The Verde River is culturally significant with both tribes that make up the single nation, and both consider the river's health a measure of their interaction with the larger world in which they live.
But attempts so settle their surface water rights claims, some of which they have said they would use to ensure the river's future, are not going so good.
The Yavapai-Apache Nation announced this month that settlement talks are at an impasse over a pivotal piece of the agreement, with one of the "primary" parties in the settlement.
"The nation's water team was committed to obtaining a water settlement during the 2012 Congressional session," Tribal Chairman David Quail stated in the tribal newspaper Gah'Nah vah/Ya Ti this month
"However, the terms that were presented to the team by the negotiating parties left the Nation, as well as the United States, no choice but to reevaluate and take a different tact at how to proceed from here."
The U.S., government is a negotiating partner with the Nation because the government holds their reservation lands in trust.
The Yavapai-Apache Nation began pressing for a settlement about three years ago.
The nation has been in negotiations and consultation with stakeholders since then, focusing on settling their claims as expeditiously as possible.
Details of those talks are confidential.
As with all the other Indian tribes around the state, the Yavapai-Apache Nation is a party in the statewide adjudication case.
But unlike the other parties in the case, Indian tribes have the ability to settle their claims independent of the other litigants. That was the case in recent years with Gila River Indian Community and the Fort McDowell Indian Community.
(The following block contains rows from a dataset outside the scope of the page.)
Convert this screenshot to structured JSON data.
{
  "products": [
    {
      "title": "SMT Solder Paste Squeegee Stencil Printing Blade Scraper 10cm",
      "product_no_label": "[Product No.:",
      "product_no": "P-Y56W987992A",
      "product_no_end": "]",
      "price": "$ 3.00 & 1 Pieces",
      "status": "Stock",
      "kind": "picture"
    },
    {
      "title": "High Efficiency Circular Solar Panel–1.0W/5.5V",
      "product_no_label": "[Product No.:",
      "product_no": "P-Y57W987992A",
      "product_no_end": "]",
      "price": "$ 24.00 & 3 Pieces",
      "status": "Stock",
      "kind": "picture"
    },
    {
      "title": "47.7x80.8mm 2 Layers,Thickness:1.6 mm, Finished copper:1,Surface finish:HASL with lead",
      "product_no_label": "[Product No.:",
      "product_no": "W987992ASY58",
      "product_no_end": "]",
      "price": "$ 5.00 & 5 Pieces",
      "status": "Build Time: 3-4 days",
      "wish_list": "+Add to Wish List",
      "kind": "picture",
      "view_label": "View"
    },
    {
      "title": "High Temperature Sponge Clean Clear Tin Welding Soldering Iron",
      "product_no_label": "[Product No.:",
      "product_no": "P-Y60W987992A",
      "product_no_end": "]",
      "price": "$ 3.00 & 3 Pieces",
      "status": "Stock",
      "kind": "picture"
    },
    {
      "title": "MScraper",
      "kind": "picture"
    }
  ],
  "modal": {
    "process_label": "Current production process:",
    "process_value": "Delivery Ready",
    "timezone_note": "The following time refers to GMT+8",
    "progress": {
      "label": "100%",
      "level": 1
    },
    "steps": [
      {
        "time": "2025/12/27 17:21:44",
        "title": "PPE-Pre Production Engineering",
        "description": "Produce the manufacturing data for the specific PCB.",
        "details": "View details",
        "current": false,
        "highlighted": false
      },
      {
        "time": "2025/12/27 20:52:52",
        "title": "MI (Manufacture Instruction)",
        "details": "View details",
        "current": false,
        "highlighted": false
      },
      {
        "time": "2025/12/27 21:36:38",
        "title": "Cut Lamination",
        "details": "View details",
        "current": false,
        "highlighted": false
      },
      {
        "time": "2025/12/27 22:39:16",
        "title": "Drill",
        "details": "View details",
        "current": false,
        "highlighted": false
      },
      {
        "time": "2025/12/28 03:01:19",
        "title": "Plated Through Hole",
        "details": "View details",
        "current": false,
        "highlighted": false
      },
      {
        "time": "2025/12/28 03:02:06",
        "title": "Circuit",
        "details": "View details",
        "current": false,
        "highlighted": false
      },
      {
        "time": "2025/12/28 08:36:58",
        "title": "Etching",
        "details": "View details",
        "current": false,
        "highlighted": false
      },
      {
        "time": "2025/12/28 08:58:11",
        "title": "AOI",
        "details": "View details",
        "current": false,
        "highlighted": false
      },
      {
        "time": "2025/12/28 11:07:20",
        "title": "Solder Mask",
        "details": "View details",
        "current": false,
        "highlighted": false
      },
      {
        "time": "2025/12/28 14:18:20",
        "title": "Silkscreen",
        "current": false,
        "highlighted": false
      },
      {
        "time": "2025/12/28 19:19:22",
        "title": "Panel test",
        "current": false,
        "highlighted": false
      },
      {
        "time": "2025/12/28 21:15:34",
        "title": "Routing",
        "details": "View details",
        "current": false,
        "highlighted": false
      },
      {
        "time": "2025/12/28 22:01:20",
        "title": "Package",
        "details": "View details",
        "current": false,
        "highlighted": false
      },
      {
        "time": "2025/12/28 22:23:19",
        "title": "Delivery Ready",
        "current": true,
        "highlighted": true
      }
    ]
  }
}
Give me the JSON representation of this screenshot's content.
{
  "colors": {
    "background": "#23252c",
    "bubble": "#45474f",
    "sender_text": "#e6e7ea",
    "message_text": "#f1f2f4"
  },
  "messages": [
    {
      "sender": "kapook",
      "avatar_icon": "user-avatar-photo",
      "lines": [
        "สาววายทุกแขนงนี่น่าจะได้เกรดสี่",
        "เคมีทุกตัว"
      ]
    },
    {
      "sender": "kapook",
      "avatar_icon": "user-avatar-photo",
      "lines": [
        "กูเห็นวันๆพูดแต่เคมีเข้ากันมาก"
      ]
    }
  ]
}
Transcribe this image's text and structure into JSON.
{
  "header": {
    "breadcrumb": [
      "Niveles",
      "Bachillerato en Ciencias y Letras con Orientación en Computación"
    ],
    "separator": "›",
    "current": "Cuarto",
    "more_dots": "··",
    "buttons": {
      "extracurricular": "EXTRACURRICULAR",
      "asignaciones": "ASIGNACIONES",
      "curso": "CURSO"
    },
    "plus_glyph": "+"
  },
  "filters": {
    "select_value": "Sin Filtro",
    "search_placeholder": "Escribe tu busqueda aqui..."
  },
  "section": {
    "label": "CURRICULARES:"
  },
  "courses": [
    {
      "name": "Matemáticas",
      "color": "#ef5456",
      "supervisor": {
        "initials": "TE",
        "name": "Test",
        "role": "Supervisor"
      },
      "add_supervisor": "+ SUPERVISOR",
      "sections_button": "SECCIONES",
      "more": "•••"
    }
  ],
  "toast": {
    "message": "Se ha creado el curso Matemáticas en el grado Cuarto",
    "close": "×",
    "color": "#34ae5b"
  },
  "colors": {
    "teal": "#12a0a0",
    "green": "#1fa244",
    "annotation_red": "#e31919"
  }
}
Because Sen. Jon Kyl has helped usher those and other Indian water rights through Congress, the Nation had hoped to finalize their settlement before he leaves office at the end of 2012.
The Supreme Court first established Indian water rights through the Winters Doctrine, which stated that when the government settled tribes on reservations they also reserved enough surface water to adequately irrigate agricultural lands on the reservation.
The Yavapai-Apache Nation is among a handful of Arizona tribes that have yet to settle their water rights claims. The Yavapai Prescott tribe settled theirs in 1995.
"The Nation is committed to protecting the Verde River and obtaining a fair and equitable water rights settlement for its people," tribal elder Mary Sine stated in the tribal newspaper article.
"Despite the current stalemate...the nation has directed the water team to continue its work to protect the Verde River and the water supplies required by the Nation to meet the needs of the Yavapai Apache people, so that life will remain good."